Protein-based vaccines function by delivering protein antigen that can be processed into various peptide fragments by antigen-presenting cells (APCs) to stimulate and raise specific adaptive immune responses. However, free native protein antigens are inherently unstable—they are susceptible to degradation both in circulation and within endolysosomal compartments of APCs, where they are rapidly digested by proteases. While genetic engineering or chemical modification increases protein stability, this method is inherently protein specific, requires research for each newly identified antigen, and can lead to critical modifications of immunogenic amino acids and loss of function. To address this, biomaterial-based strategies such as lipid and polymeric nanoparticles have emerged to protect and deliver protein antigens more efficiently. Despite improved delivery, current nanoparticle systems still face challenges in controlling intracellular antigen release and processing rate due to their own instability, incompatible solvent conditions for loading proteins without employing genetic modifications to the protein, and a lack of generalizable strategies across various proteins to stabilize them in conditions of cellular stress. Importantly, the rate of antigen release within APCs is increasingly recognized as a key factor in determining immune outcome—especially the balance of CD4+ versus CD8+ T cell activation, and TH1 versus TH2 polarization. However, most studies have focused on release of short antigenic peptides due to the limitations of current vaccine systems. Moreover, few have enabled tunable delivery of native, unmodified protein which does require genetic or chemical modification.

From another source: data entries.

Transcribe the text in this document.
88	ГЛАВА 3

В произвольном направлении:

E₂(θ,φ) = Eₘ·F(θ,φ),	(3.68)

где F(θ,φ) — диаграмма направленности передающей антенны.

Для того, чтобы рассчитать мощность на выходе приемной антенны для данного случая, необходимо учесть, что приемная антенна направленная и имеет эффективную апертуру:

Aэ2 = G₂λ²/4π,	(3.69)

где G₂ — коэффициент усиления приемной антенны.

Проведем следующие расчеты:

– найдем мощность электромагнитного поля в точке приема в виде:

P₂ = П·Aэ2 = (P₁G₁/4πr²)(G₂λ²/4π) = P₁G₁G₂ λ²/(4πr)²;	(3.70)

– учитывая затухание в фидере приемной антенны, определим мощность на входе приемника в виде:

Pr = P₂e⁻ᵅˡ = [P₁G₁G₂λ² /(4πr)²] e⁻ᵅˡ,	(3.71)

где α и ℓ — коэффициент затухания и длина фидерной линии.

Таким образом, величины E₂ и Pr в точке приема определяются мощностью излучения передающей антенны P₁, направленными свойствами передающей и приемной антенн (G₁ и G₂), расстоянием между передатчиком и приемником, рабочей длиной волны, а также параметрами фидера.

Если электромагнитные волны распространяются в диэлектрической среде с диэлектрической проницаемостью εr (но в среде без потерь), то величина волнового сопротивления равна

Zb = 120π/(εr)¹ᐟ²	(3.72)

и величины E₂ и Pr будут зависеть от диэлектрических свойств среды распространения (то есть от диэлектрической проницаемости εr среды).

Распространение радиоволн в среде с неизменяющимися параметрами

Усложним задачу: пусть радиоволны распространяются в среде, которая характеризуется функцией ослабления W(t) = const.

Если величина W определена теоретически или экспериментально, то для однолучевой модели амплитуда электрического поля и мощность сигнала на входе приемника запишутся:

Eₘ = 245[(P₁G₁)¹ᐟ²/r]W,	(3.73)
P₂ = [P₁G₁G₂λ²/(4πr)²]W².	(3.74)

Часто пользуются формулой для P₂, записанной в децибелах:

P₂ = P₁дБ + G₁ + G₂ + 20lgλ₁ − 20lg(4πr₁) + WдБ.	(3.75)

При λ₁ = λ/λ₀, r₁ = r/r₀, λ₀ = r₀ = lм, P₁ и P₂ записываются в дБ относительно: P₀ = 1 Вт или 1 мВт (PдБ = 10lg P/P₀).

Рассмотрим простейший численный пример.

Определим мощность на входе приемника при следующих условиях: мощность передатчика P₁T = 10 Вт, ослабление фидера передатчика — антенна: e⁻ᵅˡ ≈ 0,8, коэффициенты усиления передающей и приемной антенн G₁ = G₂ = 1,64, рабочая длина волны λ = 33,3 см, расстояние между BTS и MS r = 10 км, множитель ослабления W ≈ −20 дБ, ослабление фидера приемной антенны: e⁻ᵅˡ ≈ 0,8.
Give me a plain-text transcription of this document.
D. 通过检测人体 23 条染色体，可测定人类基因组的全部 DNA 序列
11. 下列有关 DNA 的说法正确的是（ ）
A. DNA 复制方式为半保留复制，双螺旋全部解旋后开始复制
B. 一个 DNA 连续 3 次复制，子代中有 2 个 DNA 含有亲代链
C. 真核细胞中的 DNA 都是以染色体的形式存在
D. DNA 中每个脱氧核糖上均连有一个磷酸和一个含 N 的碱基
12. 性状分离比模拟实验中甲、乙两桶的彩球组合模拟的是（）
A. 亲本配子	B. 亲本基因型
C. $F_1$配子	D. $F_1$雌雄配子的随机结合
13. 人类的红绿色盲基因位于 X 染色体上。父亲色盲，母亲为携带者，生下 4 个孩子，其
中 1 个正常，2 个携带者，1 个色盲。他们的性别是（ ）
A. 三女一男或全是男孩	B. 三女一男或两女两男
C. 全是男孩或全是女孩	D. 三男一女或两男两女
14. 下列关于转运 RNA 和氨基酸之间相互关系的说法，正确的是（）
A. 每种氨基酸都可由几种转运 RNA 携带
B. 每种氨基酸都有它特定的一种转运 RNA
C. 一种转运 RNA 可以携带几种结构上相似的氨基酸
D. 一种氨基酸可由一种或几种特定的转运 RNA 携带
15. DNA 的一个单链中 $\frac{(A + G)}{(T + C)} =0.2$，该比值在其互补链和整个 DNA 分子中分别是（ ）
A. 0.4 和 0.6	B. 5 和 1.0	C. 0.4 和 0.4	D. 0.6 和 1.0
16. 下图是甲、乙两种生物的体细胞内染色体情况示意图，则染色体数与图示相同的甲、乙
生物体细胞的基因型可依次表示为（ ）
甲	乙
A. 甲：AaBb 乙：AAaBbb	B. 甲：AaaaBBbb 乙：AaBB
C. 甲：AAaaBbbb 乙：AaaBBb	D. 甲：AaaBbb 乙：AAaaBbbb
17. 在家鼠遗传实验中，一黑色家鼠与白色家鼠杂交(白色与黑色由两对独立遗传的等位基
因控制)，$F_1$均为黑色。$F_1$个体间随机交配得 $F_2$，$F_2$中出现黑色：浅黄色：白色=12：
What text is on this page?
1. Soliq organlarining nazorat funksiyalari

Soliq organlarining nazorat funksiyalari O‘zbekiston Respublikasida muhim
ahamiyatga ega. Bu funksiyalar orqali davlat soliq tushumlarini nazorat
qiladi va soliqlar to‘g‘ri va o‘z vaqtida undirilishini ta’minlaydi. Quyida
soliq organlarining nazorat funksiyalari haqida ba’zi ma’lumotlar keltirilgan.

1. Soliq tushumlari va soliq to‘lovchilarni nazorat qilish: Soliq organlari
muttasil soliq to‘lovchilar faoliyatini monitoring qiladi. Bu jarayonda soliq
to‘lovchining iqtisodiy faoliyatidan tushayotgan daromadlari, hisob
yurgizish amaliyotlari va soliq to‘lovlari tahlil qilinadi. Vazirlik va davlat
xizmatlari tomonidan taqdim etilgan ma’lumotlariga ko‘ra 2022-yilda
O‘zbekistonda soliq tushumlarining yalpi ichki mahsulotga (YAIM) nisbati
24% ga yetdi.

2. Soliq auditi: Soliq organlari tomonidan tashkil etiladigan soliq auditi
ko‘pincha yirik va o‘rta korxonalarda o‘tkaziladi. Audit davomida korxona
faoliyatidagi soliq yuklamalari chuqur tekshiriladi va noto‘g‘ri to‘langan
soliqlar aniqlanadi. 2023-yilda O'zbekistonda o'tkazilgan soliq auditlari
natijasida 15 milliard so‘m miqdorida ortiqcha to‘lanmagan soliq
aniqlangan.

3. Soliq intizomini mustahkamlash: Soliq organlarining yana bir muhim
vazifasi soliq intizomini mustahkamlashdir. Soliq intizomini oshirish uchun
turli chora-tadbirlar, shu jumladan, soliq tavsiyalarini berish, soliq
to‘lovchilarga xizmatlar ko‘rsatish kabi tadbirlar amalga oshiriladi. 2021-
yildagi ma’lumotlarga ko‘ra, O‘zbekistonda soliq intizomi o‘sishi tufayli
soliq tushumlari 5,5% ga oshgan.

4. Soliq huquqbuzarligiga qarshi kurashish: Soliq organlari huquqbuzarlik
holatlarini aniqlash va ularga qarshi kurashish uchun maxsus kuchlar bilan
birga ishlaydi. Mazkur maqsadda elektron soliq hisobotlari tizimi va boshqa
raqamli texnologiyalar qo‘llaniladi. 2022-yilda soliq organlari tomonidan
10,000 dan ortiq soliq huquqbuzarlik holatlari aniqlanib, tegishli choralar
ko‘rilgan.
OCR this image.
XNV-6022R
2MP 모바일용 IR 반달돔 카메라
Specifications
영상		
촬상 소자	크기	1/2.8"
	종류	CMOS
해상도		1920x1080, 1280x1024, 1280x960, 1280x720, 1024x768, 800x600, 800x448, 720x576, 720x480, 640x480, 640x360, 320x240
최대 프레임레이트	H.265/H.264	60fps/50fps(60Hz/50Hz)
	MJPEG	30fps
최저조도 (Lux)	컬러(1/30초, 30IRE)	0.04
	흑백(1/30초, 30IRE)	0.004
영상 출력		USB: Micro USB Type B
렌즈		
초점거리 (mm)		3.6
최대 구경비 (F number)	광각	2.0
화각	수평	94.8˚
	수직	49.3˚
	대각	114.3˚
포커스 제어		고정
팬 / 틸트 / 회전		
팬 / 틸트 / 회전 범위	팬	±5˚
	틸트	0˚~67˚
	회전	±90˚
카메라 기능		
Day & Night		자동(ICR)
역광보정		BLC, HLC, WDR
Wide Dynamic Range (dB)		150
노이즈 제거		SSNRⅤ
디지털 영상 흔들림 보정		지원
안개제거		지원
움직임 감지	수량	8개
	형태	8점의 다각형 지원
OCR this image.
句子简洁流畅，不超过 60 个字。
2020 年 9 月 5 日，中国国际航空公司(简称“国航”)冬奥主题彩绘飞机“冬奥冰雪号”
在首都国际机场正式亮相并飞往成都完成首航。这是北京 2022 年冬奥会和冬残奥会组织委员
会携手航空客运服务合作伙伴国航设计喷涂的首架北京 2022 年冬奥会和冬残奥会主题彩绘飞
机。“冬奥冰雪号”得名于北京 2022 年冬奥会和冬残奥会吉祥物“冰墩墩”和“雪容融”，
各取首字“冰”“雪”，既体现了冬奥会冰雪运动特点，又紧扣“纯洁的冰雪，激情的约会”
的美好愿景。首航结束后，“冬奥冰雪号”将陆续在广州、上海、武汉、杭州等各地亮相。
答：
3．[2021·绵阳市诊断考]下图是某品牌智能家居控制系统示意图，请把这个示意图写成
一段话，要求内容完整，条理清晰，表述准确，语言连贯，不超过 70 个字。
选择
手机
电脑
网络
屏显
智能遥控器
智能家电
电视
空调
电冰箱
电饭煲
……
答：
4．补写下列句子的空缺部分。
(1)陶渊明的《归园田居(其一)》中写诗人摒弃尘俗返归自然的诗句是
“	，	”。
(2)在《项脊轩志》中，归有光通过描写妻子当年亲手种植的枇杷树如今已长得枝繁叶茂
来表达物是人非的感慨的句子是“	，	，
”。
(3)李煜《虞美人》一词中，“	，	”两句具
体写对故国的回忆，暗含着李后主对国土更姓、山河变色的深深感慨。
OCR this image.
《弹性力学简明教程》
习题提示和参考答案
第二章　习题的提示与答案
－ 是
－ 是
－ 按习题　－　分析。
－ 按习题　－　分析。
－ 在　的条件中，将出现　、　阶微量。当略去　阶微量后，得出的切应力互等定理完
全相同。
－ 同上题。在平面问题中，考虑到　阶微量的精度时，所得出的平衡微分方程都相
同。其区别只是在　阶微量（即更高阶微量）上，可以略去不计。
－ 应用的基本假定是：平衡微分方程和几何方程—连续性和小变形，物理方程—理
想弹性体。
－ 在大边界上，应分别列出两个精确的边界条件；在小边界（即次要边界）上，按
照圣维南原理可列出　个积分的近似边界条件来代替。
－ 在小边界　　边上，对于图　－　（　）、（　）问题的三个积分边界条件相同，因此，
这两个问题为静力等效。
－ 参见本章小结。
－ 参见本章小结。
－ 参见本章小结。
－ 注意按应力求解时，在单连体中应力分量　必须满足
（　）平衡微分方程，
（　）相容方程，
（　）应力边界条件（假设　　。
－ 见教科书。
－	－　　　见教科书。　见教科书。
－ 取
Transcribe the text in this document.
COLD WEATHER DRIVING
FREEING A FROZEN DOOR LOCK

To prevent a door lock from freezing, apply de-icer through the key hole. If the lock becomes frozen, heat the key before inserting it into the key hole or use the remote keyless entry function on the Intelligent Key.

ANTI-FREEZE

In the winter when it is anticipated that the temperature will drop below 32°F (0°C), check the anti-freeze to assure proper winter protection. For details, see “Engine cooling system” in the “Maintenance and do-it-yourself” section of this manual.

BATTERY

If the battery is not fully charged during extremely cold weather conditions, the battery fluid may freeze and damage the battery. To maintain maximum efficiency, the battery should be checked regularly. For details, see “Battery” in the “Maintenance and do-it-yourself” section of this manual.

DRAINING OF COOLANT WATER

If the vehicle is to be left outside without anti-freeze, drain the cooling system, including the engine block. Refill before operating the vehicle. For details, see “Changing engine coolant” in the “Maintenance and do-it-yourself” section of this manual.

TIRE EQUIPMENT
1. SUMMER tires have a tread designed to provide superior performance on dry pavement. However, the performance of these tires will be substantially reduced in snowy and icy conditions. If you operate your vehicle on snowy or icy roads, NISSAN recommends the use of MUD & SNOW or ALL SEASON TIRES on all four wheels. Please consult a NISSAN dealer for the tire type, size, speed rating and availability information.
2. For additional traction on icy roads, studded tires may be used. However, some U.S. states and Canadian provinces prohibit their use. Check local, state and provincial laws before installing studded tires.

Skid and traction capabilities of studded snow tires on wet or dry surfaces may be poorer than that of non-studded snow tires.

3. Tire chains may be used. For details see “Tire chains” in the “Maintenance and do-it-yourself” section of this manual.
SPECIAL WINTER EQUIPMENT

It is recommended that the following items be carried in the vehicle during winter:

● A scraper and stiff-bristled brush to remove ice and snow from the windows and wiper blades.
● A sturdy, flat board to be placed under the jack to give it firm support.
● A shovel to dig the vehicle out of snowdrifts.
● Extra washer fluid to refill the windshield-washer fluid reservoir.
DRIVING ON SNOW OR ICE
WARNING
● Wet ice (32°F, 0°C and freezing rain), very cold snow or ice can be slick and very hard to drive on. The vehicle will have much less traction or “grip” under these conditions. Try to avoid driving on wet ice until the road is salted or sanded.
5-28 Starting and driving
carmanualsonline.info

In this research, we employ a modular metal-organic framework (MOF) platform to overcome these limitations. Using two biocompatible zirconium-based nano-sized MOFs in the NU-100x series with differing pore sizes—NU-1000 (3.3 nm) and NU-1003 (4.7 nm)—we investigate how solely modulating pore structure through size alters protein-MOF interactions, antigen release kinetics, and downstream immune processing. These MOFs allow for post-synthetic loading of large amounts of native protein antigen (e.g., ~1.4 mg/mg of ovalbumin) without requiring harsh solvents during loading or modifications to the protein. We observed that altering MOF pore size changed the electrostatic interactions and thus retention of protein antigens, producing distinct antigen release profiles. These differences had a significant impact on antigen processing and MHC-I presentation in bone marrow-derived dendritic cells (BMDCs), but more excitingly, propagated distinct biases in raised antigen-specific CD8+ and CD4+ T cells. Ova loaded into NU-1003 (Ova@NU-1003) induced a 3-fold higher CD8+:CD4+ T cell proliferation ratio and promoted a T_H1-skewed cytokine profile (producing 2.2-fold more T_H1:T_H2 cytokines compared to ovalbumin-loaded NU-1000 (Ova@NU-1000). While both MOFs induced ex vivo responses to antigen-specific stimuli, for NU-1000 delivery in vivo there were stronger antigen-specific IgG responses, dependent on CD4⁺ T cells. Ova@NU-1000 induced ~9-fold greater antigen-specific IgG antibodies and a long-term ~5.9-fold elevation in the IgG1:IgG2a ratio compared to Ova@NU-1003. This indicates the strong humoral raised immunity and bias towards T_H2. Importantly, these trends were observed when employing a clinically relevant antigen, the SARS-CoV-2 receptor-binding domain (RBD). Unmodified native RBD was loaded into the MOFs at a near 100% encapsulation efficiency. RBD-loaded NU-1000 induced ~60.5-fold greater IgG1:IgG2a ratio compared to RBD@NU-1003. Overall, this research highlights how vaccine-mediated delivery of native non-modified protein antigens can be rationally tuned via MOF architecture to direct immune polarization. Our findings offer a broadly applicable strategy for designing vaccines with tailored immune outcomes through control over antigen release kinetics.